Another Under-the-Radar Unitary Executive Catastrophe
Charles: The New Yorker’s indispensable Elizabeth Kolbert describes the latest planned destruction of the Federal budget process by Russell Vought, architect of Project 2025, director of the Office of Management and Budget and one of the most vicious and effective members of the Trump administration.
Russell Vought
Every Democrat in the Senate has signed a letter describing it as a “new cudgel” to “advance Trump’s partisan agenda and punish political rivals.” The legal website Lexology said, “The stakes could not be higher.”

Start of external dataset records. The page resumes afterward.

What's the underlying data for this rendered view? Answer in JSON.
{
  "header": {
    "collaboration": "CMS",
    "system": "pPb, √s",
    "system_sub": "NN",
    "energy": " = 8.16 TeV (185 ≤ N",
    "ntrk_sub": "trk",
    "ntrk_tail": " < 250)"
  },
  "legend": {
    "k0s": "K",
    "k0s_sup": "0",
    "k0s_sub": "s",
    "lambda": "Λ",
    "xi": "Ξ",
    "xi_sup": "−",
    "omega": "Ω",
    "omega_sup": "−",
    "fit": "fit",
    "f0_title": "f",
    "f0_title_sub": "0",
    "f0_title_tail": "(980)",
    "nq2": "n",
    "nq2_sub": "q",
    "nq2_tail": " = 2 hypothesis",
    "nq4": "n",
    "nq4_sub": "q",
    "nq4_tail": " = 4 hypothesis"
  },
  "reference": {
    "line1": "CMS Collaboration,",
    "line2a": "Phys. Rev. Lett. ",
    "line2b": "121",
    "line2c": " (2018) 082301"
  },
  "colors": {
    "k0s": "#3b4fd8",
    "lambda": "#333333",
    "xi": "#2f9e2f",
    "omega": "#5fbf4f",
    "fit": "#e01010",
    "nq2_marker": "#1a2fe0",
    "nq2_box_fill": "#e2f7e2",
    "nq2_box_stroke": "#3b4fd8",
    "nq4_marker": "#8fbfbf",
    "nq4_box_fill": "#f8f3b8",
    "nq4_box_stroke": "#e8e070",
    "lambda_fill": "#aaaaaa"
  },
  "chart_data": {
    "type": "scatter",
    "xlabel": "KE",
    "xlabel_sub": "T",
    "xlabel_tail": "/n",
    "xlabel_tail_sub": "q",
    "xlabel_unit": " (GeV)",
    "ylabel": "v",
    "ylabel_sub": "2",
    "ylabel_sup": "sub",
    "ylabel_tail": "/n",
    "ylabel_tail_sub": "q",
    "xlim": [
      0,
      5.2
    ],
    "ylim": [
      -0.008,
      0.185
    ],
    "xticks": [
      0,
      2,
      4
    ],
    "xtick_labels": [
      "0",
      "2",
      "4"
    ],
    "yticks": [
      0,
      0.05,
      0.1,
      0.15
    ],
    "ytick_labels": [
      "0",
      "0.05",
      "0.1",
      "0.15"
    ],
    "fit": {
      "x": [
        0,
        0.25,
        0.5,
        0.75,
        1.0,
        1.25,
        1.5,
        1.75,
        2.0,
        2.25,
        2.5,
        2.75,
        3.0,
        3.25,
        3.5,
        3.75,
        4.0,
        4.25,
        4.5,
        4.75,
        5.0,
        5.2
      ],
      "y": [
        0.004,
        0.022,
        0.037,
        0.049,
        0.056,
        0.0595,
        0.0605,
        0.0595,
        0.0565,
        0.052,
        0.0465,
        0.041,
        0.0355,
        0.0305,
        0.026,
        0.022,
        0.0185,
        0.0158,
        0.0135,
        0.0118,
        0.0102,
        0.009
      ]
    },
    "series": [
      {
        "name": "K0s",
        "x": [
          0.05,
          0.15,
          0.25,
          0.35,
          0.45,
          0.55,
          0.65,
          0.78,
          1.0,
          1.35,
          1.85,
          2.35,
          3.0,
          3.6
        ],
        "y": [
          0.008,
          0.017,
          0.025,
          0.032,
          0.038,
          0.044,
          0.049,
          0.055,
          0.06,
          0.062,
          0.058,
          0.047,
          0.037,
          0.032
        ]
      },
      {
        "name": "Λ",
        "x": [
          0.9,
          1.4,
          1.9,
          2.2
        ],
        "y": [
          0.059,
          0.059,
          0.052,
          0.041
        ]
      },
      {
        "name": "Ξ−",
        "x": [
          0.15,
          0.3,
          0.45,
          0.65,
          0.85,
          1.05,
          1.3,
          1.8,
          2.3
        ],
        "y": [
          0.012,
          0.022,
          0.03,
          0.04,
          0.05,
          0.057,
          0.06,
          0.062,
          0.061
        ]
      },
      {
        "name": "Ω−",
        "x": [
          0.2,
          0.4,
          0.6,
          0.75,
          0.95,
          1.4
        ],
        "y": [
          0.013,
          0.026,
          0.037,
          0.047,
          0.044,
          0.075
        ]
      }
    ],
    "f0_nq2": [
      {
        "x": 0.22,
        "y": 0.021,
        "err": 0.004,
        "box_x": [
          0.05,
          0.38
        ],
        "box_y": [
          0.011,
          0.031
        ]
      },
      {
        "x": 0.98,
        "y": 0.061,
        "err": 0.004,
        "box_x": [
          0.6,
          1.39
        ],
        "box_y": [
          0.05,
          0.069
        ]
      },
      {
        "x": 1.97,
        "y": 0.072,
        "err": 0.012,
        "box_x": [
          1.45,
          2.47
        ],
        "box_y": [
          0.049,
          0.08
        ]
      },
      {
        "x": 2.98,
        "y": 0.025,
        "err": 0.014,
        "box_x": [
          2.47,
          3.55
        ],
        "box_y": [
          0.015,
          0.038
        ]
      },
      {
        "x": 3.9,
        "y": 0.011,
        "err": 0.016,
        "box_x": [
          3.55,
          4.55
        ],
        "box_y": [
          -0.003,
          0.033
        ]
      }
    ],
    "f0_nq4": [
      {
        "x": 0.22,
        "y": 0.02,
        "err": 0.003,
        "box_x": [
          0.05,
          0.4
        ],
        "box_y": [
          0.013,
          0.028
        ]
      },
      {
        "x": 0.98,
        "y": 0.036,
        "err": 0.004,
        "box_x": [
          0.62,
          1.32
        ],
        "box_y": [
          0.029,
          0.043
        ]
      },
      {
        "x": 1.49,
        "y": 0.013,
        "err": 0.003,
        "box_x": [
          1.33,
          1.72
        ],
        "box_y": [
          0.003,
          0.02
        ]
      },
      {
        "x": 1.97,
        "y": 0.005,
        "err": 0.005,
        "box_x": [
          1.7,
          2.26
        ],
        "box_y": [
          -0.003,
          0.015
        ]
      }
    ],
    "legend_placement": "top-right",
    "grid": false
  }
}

Previously controlled by civil servants and peer review panels, the proposal would shift the power over all discretionary federal spending to political appointees of the president.
Senator Patty Murray of Washington said the new policy would “turn the entire federal government into this one big slush fund to reward those aligned with the Administration and punish everyone else.”
Among the proposed rules’ many provisions is one that would prohibit federal money from being used to support collaborations between researchers in the United States and their colleagues in many other countries. “By this guidance, America would not be allowed to be included in the International Space Station,” Colette Delawalla, who founded and heads the group Stand Up for Science, said in an interview. “The same goes for every type of weather monitoring and pandemic monitoring.”
Last year, the Administration terminated or froze nearly eight thousand research grants. Federal judges have ordered many of them to be reinstated; still, roughly a third, totalling some 1.4 billion dollars, have yet to be released, and may be gone for good.
The O.M.B. is aiming to finalize the new regulations by October 1st. …It’s no accident that Vought wants the proposal enacted before the midterms; this would allow the Administration to continue to terrorize grant recipients even if Democrats gain control of Congress a free nd start to exercise real oversight.